Al principio, lo único que pude hacer, fue mirar fijamente a
los ojos al primero de ellos. Llevaba una apariencia completamente normal
–dejando de lado el hecho de que llevaba un hacha en la mano–: era un hombre de
no más de treinta años, con una chaqueta desgastada y unos vaqueros que seguían
el mismo camino.
Detrás de éste, quien, al parecer, era el líder, había otros
dos espíritus, también con varias armas. Uno de ellos portaba una espada,
mientras que el segundo tan solo llevaba un par de puñales en ambas manos.
–Vaya, grata sorpresa –dijo el primero, enseñando todos sus
dientes en una sonrisa maliciosa.
–Araniel –masculló Ancel.
Tom pasaba su mirada de un espíritu a otro, a Ancel, y
finalmente de vuelta a los Almas.
–¿Qué hacéis aquí? –preguntó mi compañero, cuyos ojos
ambarinos relucían desafiantes. Su mano estaba puesta en la empuñadura de
Musitel.
–Al parecer, conseguir una ganga –la voz de Araniel era un
susurro amenazador–. De no ser por que mi deber es llevaros a todos a donde
correspondéis, juro que te mandaría al Limbo, bastardo.

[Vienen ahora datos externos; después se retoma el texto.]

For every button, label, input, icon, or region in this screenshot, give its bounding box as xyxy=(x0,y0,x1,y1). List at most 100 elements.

Ancel no pareció inmutarse ante la amenaza del Alma, cuyo
tono de voz no expresaba ira o enfado, sino una calma fría y distante, que
podía llegar a ser incluso peor.
–Además, después de Convertiros, me vais a tener que ayudar
a llevarle a Eroz –señaló a Tom, que no había dicho ni hecho nada desde que nos
habíamos topado con los Almas. Sin embargo, su mirada tenía un destello
amenazador.
–¿Y después? –preguntó Ancel, completamente tranquilo.

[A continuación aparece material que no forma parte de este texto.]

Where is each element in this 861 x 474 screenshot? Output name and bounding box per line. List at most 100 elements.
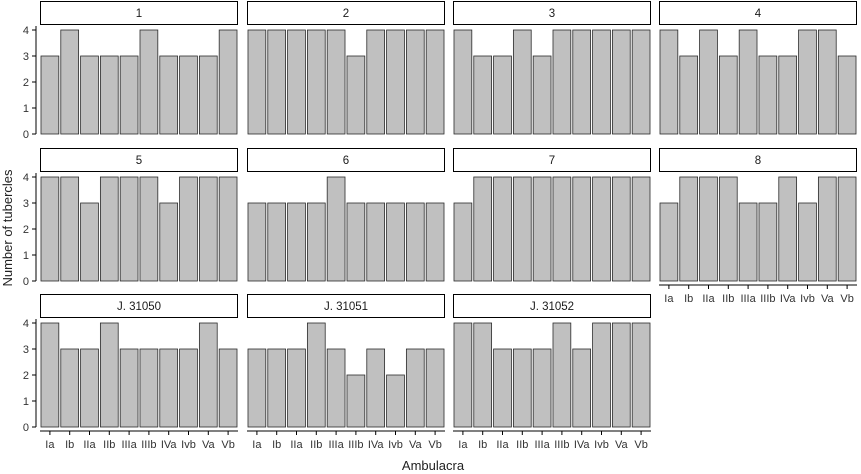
bar-iia [80,55,99,135]
panel-strip-label: 1 [136,8,142,20]
bar-iva [366,29,386,135]
bar-ivb [798,202,817,282]
bar-iib [99,322,119,428]
bar-iiia [532,55,552,135]
y-tick-label: 4 [23,172,29,184]
bar-va [611,29,631,135]
bar-ivb [179,348,198,428]
bar-vb [631,322,651,428]
x-tick-label: Ivb [181,439,196,451]
bar-ia [40,322,60,428]
panel-strip-label: 6 [343,155,349,167]
panel-j-31052: J. 31052 Ia Ib IIa IIb IIIa IIIb IVa Ivb Va Vb [453,294,651,451]
bar-va [405,348,425,428]
bar-va [817,176,837,282]
panel-strip [247,1,445,25]
bar-iib [718,176,738,282]
panel-strip-label: 7 [549,155,555,167]
x-tick-label: IVa [161,439,178,451]
bar-ib [60,348,80,428]
bar-iib [99,55,119,135]
x-tick-label: IIIa [328,439,344,451]
panel-strip [659,148,857,172]
bar-iiia [119,176,139,282]
y-tick-label: 4 [23,25,29,37]
panel-strip [453,294,651,318]
bar-va [611,322,631,428]
bar-ia [659,202,679,282]
y-tick-label: 1 [23,396,29,408]
bar-vb [425,348,445,428]
bar-vb [218,348,238,428]
y-axis-title: Number of tubercles [0,169,15,287]
x-tick-label: Ia [45,439,55,451]
x-tick-label: Ib [684,293,693,305]
x-tick-label: IIIa [740,293,756,305]
bar-iiia [738,202,758,282]
bar-iia [699,29,718,135]
bar-ib [473,322,493,428]
bar-iia [493,55,512,135]
bar-vb [218,29,238,135]
panel-strip [40,294,238,318]
bar-ivb [798,29,817,135]
bar-ivb [592,29,611,135]
bar-ivb [386,202,405,282]
y-tick-label: 0 [23,129,29,141]
bar-iva [366,202,386,282]
bar-iia [287,348,306,428]
x-tick-label: Ib [272,439,281,451]
bar-iia [493,176,512,282]
panel-strip-label: J. 31051 [324,301,368,313]
bar-ib [679,176,699,282]
panel-1: 1 0 1 2 3 4 [23,1,238,141]
x-tick-label: IIb [516,439,528,451]
x-tick-label: Ia [458,439,468,451]
bar-iva [778,55,798,135]
bar-iiib [139,176,159,282]
bar-vb [425,202,445,282]
bar-va [198,322,218,428]
bar-vb [837,55,857,135]
bar-ib [473,176,493,282]
bar-iiia [119,55,139,135]
bar-iiia [326,176,346,282]
bar-va [198,176,218,282]
panel-6: 6 [247,148,445,282]
x-tick-label: Ib [478,439,487,451]
bar-ia [40,176,60,282]
bar-ivb [592,176,611,282]
x-tick-label: Va [615,439,629,451]
panel-strip-label: J. 31052 [530,301,574,313]
y-tick-label: 0 [23,276,29,288]
bar-ib [60,176,80,282]
bar-ib [267,29,287,135]
bar-va [817,29,837,135]
bar-iiib [346,202,366,282]
x-tick-label: Ib [65,439,74,451]
bar-iib [512,176,532,282]
bar-ivb [386,29,405,135]
panel-3: 3 [453,1,651,135]
y-tick-label: 3 [23,344,29,356]
bar-ivb [179,55,198,135]
panel-strip [659,1,857,25]
bar-ia [453,322,473,428]
bar-iib [512,29,532,135]
bar-ib [60,29,80,135]
bar-iva [572,348,592,428]
bar-iib [512,348,532,428]
panel-strip-label: 3 [549,8,555,20]
bar-vb [631,176,651,282]
bar-ib [473,55,493,135]
panel-strip [453,1,651,25]
bar-iiia [532,348,552,428]
x-tick-label: IVa [780,293,797,305]
bar-iia [80,348,99,428]
x-tick-label: Vb [221,439,234,451]
x-tick-label: IIa [702,293,715,305]
bar-ia [40,55,60,135]
bar-iva [159,55,179,135]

–Después os presentaréis al Consejo de los Siete Arcángeles.
–Querrás decir seis –dijo Ancel, esbozando ahora una sonrisa
torcida.
Araniel apretó los dientes, pero no se movió.
–Estamos seguros de que no se ha sometido del todo. El poder
de Gabriel es muy fuerte.
–¿Seguros? –Ancel profirió una leve carcajada–. ¿Cuánto
tiempo ha pasado, Araniel? ¿Dos mil diecisiete años? Sí, creo que es eso. ¿Y
cuántas batallas han pasado en toda esa época? Más de mil, creo recordar. Y
Gabriel está… –dio un paso peligroso hacia los Almas, con los dedos cerniéndose
sobre la empuñadura de Musitel– ¡oh! Aún está con nosotros, desde aquel año en
el que le Convertí.
Araniel se tragó las palabras de Ancel con un par de
apretaduras de dientes, pero sin ningún movimiento extraño.

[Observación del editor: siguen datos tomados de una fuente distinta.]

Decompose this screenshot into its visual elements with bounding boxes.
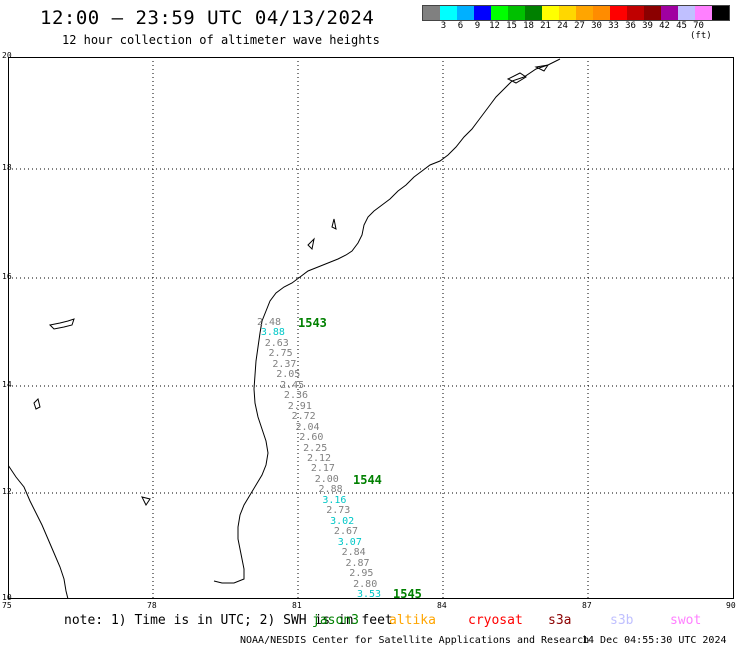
y-tick-label: 20 xyxy=(2,51,12,60)
island-south xyxy=(141,496,151,506)
colorbar-swatch xyxy=(542,6,559,20)
colorbar-swatch xyxy=(695,6,712,20)
colorbar-label: 3 xyxy=(440,21,447,31)
swh-value: 3.53 xyxy=(357,589,382,600)
colorbar-swatch xyxy=(525,6,542,20)
swh-value: 3.88 xyxy=(260,327,285,339)
swh-value: 2.91 xyxy=(287,400,312,412)
colorbar-swatch xyxy=(491,6,508,20)
satellite-legend-item: altika xyxy=(389,613,436,628)
y-tick-label: 14 xyxy=(2,380,12,389)
graticule xyxy=(8,57,734,599)
swh-value: 2.05 xyxy=(276,369,301,381)
island-small xyxy=(33,398,41,410)
swh-value: 2.37 xyxy=(272,358,297,370)
colorbar-swatch xyxy=(559,6,576,20)
pass-label: 1543 xyxy=(298,316,327,330)
colorbar-label: 36 xyxy=(625,21,636,31)
y-tick-label: 12 xyxy=(2,487,12,496)
swh-value: 2.84 xyxy=(341,547,366,559)
pass-label: 1545 xyxy=(393,587,422,601)
colorbar-swatch xyxy=(627,6,644,20)
map-title: 12:00 – 23:59 UTC 04/13/2024 xyxy=(40,7,375,29)
map-subtitle: 12 hour collection of altimeter wave hei… xyxy=(62,33,380,47)
x-tick-label: 90 xyxy=(726,601,736,610)
map-plot: 75 78 81 84 87 90 20 18 16 14 12 10 2.48 3.88 2.63 2.7… xyxy=(2,51,736,610)
colorbar-swatch xyxy=(474,6,491,20)
island-andaman xyxy=(48,318,75,330)
colorbar-swatch xyxy=(508,6,525,20)
swh-value: 2.95 xyxy=(349,568,374,580)
footer-note: note: 1) Time is in UTC; 2) SWH is in fe… xyxy=(64,613,393,628)
swh-value: 2.48 xyxy=(257,317,282,328)
swh-value: 3.02 xyxy=(330,515,355,527)
swh-value: 2.75 xyxy=(268,348,293,360)
colorbar-label: 15 xyxy=(506,21,517,31)
colorbar-label: 6 xyxy=(457,21,464,31)
footer-timestamp: 14 Dec 04:55:30 UTC 2024 xyxy=(582,635,727,646)
colorbar-label: 12 xyxy=(489,21,500,31)
island-mid xyxy=(307,218,337,251)
swh-value: 2.88 xyxy=(318,484,343,496)
colorbar-swatch xyxy=(576,6,593,20)
colorbar-label: 70 (ft) xyxy=(690,21,712,41)
colorbar-label: 33 xyxy=(608,21,619,31)
colorbar-label: 9 xyxy=(474,21,481,31)
swh-value: 2.25 xyxy=(303,442,328,454)
map-frame xyxy=(8,57,734,599)
swh-value: 2.04 xyxy=(295,421,320,433)
satellite-legend-item: s3b xyxy=(610,613,634,628)
satellite-legend-item: cryosat xyxy=(468,613,523,628)
swh-value: 3.07 xyxy=(337,536,362,548)
swh-value: 2.72 xyxy=(291,411,316,423)
y-tick-label: 16 xyxy=(2,272,12,281)
satellite-legend-item: swot xyxy=(670,613,702,628)
map-svg xyxy=(7,57,734,600)
pass-label: 1544 xyxy=(353,473,382,487)
swh-value: 3.16 xyxy=(322,494,347,506)
swh-value: 2.00 xyxy=(314,473,339,485)
y-tick-label: 18 xyxy=(2,163,12,172)
colorbar-swatch xyxy=(440,6,457,20)
swh-value: 2.17 xyxy=(310,463,335,475)
colorbar-swatch xyxy=(644,6,661,20)
island-ne xyxy=(506,64,550,84)
x-tick-label: 81 xyxy=(292,601,302,610)
swh-value: 2.12 xyxy=(307,453,332,464)
x-tick-label: 84 xyxy=(437,601,447,610)
colorbar-label: 24 xyxy=(557,21,568,31)
satellite-legend-item: jason3 xyxy=(312,613,359,628)
colorbar-label: 27 xyxy=(574,21,585,31)
colorbar-swatch xyxy=(678,6,695,20)
swh-value: 2.80 xyxy=(353,578,378,590)
colorbar-label: 39 xyxy=(642,21,653,31)
footer-credit: NOAA/NESDIS Center for Satellite Applica… xyxy=(240,635,590,646)
satellite-legend-item: s3a xyxy=(548,613,572,628)
x-tick-label: 75 xyxy=(2,601,12,610)
swh-value: 2.60 xyxy=(299,432,324,444)
x-tick-label: 87 xyxy=(582,601,592,610)
y-tick-label: 10 xyxy=(2,593,12,602)
colorbar-label: 18 xyxy=(523,21,534,31)
colorbar-label: 45 xyxy=(676,21,687,31)
colorbar-swatch xyxy=(610,6,627,20)
colorbar-swatch xyxy=(661,6,678,20)
wave-height-colorbar xyxy=(422,5,730,21)
colorbar-label: 30 xyxy=(591,21,602,31)
swh-value: 2.67 xyxy=(333,526,359,538)
swh-value: 2.63 xyxy=(264,337,289,349)
swh-value: 2.36 xyxy=(283,390,309,402)
colorbar-swatch xyxy=(457,6,474,20)
swh-value: 2.45 xyxy=(280,379,305,391)
x-tick-label: 78 xyxy=(147,601,157,610)
coastline-india xyxy=(213,58,561,584)
colorbar-label: 42 xyxy=(659,21,670,31)
swh-value: 2.87 xyxy=(345,557,370,569)
swh-value: 2.73 xyxy=(326,505,351,517)
coastline-sri-lanka xyxy=(7,464,69,600)
colorbar-swatch xyxy=(593,6,610,20)
colorbar-label: 21 xyxy=(540,21,551,31)
colorbar-swatch xyxy=(712,6,729,20)
colorbar-swatch xyxy=(423,6,440,20)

De repente, tras un leve sonido de un choque entre algo
metálico y otro objeto, Ancel había desenvainado a Musitel y dirigía un golpe a
Araniel, quien lo esquivó dificultosamente.
“¡Súbete a un árbol!”, oí en mi cabeza.
No me paré a preguntarme cosas, simplemente obedecí a Ancel.
Busqué con la mirada un árbol con las ramas lo
suficientemente bajas como para poder trepar, y con la adecuada maleza en la
copa para taparme.
Finalmente encontré uno perfecto. Eché la vista atrás para
comprobar que ninguno de los Almas me veía o seguía.
En efecto, Ancel andaba ocupado con Araniel y el otro Alma,
mientras que Tom hacía lo que podía contra el que llevaba los puñales.
Comencé a trepar lo más rápido que podía. Pie arriba, mano
delante, pie arriba, mano delante. Iba tan concentrada en mis movimientos, que
no advertí la figura que se cernía sobre mí.
Primero noté una mano en mi tobillo, de la que intenté
zafarme sin mucho éxito. Comencé a dar patadas, tratando de no caerme.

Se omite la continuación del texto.